I went ziplining for my 42nd birthday. The first time I went was several years ago at a women’s retreat. What I remember most about that time was being terrified on the platform, utterly afraid and unable to step out into thin air. I finally made it off the platform after I sat down and ungracefully shuffled my way off.
This time was completely different. I stepped off right away, every single time–six ziplines in total.
In March I underwent a twenty-one day fast while God spoke to me on fear issues (you remember, the mouse invasion time). I’ve been going through “Believing God” a Beth Moore Bible study since July first. I know that the stepping right off the platform six times had everything to do with God moving in my life and speaking to me about fear and faith.

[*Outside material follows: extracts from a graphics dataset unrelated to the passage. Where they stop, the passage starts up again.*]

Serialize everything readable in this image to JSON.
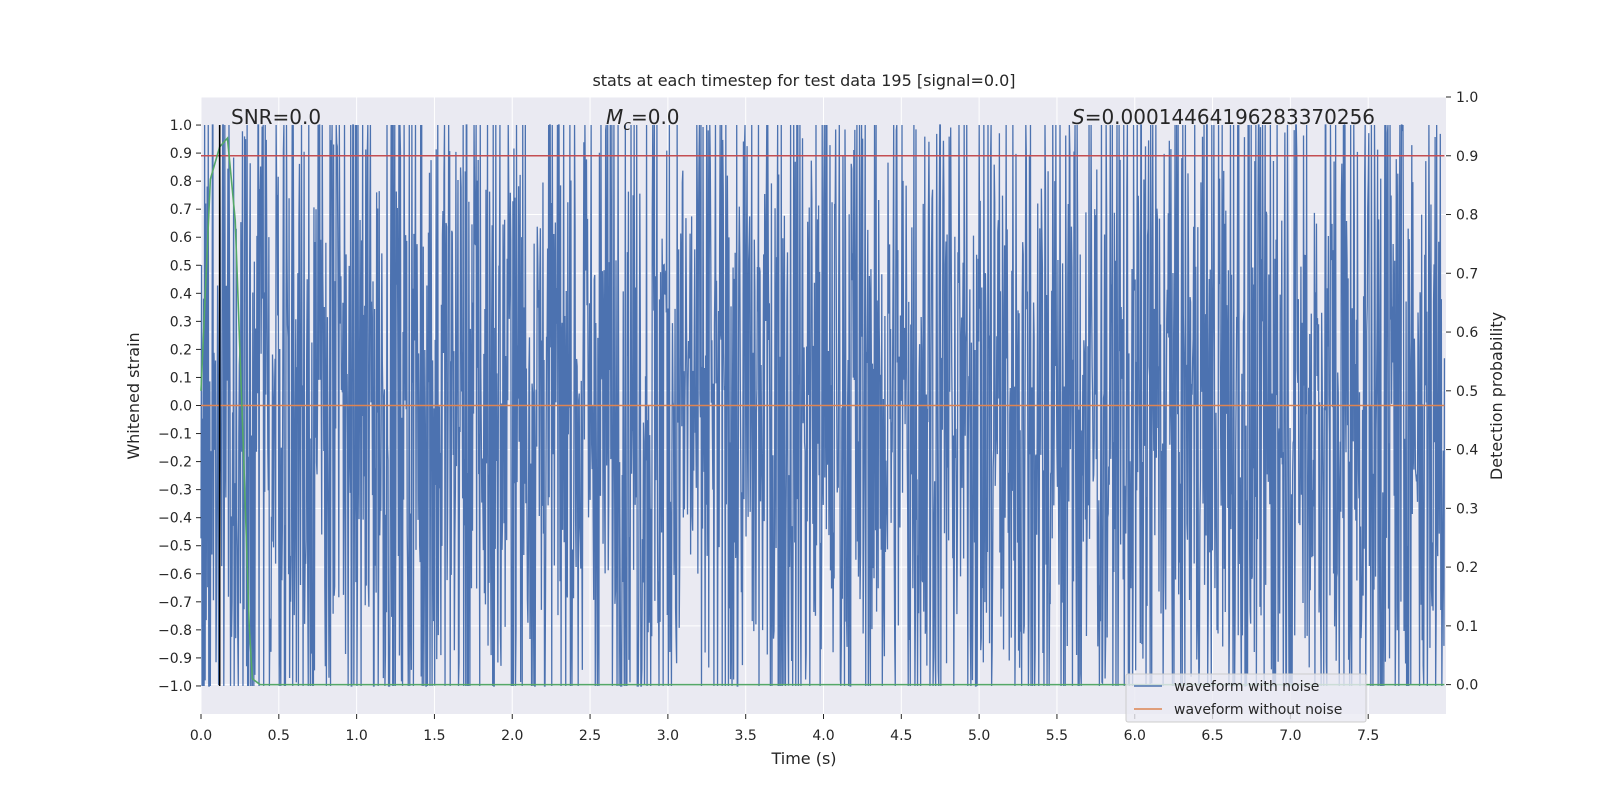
{
  "chart_data": {
    "type": "line",
    "title": "stats at each timestep for test data 195 [signal=0.0]",
    "xlabel": "Time (s)",
    "ylabel": "Whitened strain",
    "y2label": "Detection probability",
    "xlim": [
      0.0,
      8.0
    ],
    "ylim": [
      -1.1,
      1.1
    ],
    "y2lim": [
      -0.05,
      1.0
    ],
    "xticks": [
      0.0,
      0.5,
      1.0,
      1.5,
      2.0,
      2.5,
      3.0,
      3.5,
      4.0,
      4.5,
      5.0,
      5.5,
      6.0,
      6.5,
      7.0,
      7.5
    ],
    "yticks": [
      -1.0,
      -0.9,
      -0.8,
      -0.7,
      -0.6,
      -0.5,
      -0.4,
      -0.3,
      -0.2,
      -0.1,
      0.0,
      0.1,
      0.2,
      0.3,
      0.4,
      0.5,
      0.6,
      0.7,
      0.8,
      0.9,
      1.0
    ],
    "y2ticks": [
      0.0,
      0.1,
      0.2,
      0.3,
      0.4,
      0.5,
      0.6,
      0.7,
      0.8,
      0.9,
      1.0
    ],
    "grid": true,
    "legend_position": "lower-right",
    "colors": {
      "noise": "#4c72b0",
      "clean": "#dd8452",
      "prob": "#55a868",
      "threshold": "#c44e52",
      "marker": "#000000",
      "axes_bg": "#eaeaf2",
      "grid": "#ffffff"
    },
    "annotations": {
      "snr": "SNR=0.0",
      "mc_symbol": "M",
      "mc_sub": "c",
      "mc_value": "=0.0",
      "s_symbol": "S",
      "s_value": "=0.00014464196283370256"
    },
    "series": [
      {
        "name": "waveform with noise",
        "description_of_values": "dense noise clipped to [-1, 1]",
        "clip": [
          -1.0,
          1.0
        ]
      },
      {
        "name": "waveform without noise",
        "x": [
          0.0,
          7.99
        ],
        "y": [
          0.0,
          0.0
        ]
      },
      {
        "axis": "right",
        "x": [
          0.0,
          0.06,
          0.12,
          0.17,
          0.22,
          0.27,
          0.31,
          0.33,
          0.38,
          7.99
        ],
        "y": [
          0.5,
          0.86,
          0.915,
          0.93,
          0.79,
          0.42,
          0.1,
          0.01,
          0.0,
          0.0
        ]
      },
      {
        "axis": "right",
        "x": [
          0.0,
          7.99
        ],
        "y": [
          0.9,
          0.9
        ]
      }
    ],
    "vlines": [
      0.12
    ],
    "legend": [
      "waveform with noise",
      "waveform without noise"
    ]
  }
}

I was also keeping my eyes on the line this time and not looking down so much. This is where my faith is these days–not looking down but moving forward. This goes for my writing, as well as other areas where I’m longing.
The last two ziplines were longer and I stepped off no problem but my hand was gripping the device that controlled the steering so tightly that I had blisters. Still trying to keep some semblance of control. And all that brought was pain, not the glorious freedom I had felt on the other lines.
Ziplining and faith is an intense combination because in faith you can’t even see the cables, only the platform in the distance. And the platform is the place where God’s purposes and you heart’s desire meet.
And there’s only one way to get there: Step off the ledge and believe God can get you there, that God has a hold of you and He will not let you go.
Regardless of the height from which you are stepping into the unknown, step. Trust God, the Author and Finisher of our faith. Only stop looking down and step.
In what ways have you experienced ziplining faith? Do you spend more time looking down or stepping forward into the unknown?